Back in 1980 when it was found, DNA wasn't around. The remains were in as good a preservative environment in the cave as nature could ever provide. Their condition fooled all the forensic experts.
Back in 1916, Henry Loveless, the person the torso proved to be, had only lived in the area for a short time with his wife. Both were involved in bootlegging and other crimes for years about 170 miles away in southwest Idaho, and they had fled that area, moving northeast, close to the Montana border.
His wife apparently had relatives in the area or close to it. Loveless is thought to have killed her with an axe, and then was believed to have caught a freight train and had fled into Montana, most likely to the Butte area. The town the couple was staying in is tiny, but it's on the main Union Pacific line and very close to the pass that is the boundary line between the two states.
The pass has the only rail line that crosses the Great Divide very close to the tiny town. It has always been a good spot for anyone who wanted to hop on a freight train to catch a ride, as the trains move very slowly there. Back in 1916, Butte, about 100 miles away, was a boom town due to the huge copper mines, and was a much safer place for Loveless than anywhere in Idaho.
No one will ever know for sure who killed him now, but the most popular theory is his some wife's family members were on their way to come get her (or both of them) out of Idaho.
When they learned she was dead, they went hunting for Loveless, caught him before he could hop a freight, and killed him in revenge. Eventually the limbs were found, but the head was never found.

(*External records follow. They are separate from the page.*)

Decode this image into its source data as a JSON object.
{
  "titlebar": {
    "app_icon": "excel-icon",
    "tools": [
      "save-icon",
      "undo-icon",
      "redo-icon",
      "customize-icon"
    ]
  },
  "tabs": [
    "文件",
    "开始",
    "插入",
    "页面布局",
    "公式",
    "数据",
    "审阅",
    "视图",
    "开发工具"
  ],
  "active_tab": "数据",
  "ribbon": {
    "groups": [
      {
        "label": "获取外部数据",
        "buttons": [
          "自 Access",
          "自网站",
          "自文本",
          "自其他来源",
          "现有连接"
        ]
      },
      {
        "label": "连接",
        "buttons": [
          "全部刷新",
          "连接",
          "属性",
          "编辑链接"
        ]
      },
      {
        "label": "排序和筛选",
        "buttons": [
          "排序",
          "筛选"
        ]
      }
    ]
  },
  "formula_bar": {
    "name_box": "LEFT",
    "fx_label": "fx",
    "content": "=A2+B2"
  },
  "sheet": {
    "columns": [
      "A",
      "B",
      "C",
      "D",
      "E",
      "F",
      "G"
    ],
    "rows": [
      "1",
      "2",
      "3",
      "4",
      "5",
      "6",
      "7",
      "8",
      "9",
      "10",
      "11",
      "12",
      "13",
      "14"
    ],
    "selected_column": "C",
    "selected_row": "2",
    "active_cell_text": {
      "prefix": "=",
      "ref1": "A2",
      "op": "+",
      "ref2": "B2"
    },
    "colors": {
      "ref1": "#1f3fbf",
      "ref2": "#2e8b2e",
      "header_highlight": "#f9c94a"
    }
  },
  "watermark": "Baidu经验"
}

Loveless was a lifelong criminal, so his disappearance was met more with relief that he was somebody else's problem than concern for his welfare. He had been arrested many times, imprisoned at least twice, and was quite an escape artist as well. He had escaped from almost every jail or prison he was sent to.

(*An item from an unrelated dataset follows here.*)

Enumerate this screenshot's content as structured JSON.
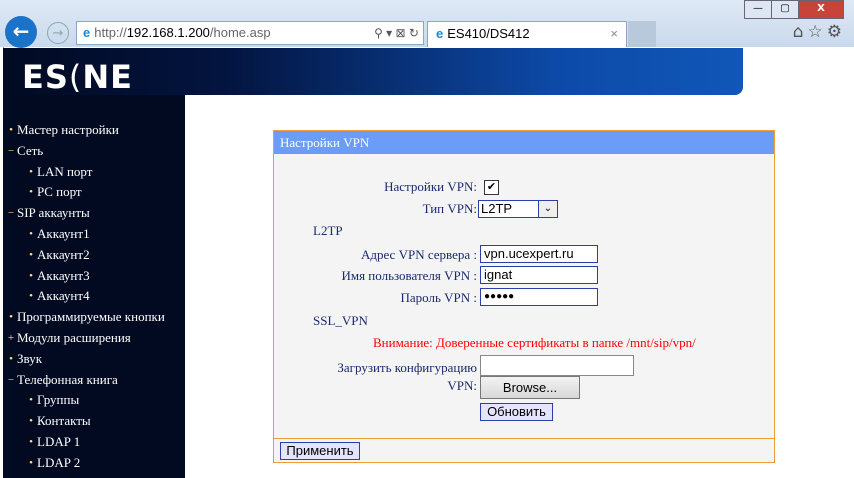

So once he was believed to be gone out of state for good, no one in Idaho was very interested in trying to find him.
The cave the remains were found in were quite well known, and later became natural Civil Defense evacuation sites during the Cold War. They were to be the shelter from atomic attack for quite a large surrounding rural region.
The entrances were barricaded by gates during that period, but the caves were opened to Boy Scout troops and others who wanted to explore them on rare occasions. This didn't happen very often; for most of that 50-year period, Civil Defense equipment, canned goods, and other stuff were stored in the caves.
Since Loveless is now identified as a victim of violent crime, the case is still open. As a fugitive, it was never officially closed down in the southwest corner of the state, even though he was presumed to be dead after so many years had passed.
The discovery of his identity actually didn't cost the state very much at all. DNA samples were sent to the Idaho state forensics lab and the DNA profile was then sent to one of the "family tree" companies that compares a person's DNA to others in huge databases. Oftentimes in criminal cases, this search is done for free by the company as a public service.
The remains had been in storage at Idaho State University for many decades, as part of the school's forensic science lab. ISU simply sent the DNA sample off, never expecting the results would come back so ancient and strange as they are.
Ironically, once the results came back, the school did a very careful examination of the burlap the torso was found in, the clothing, and other stuff that was recovered, and found a scrap of paper that dated everything that had always been overlooked until then.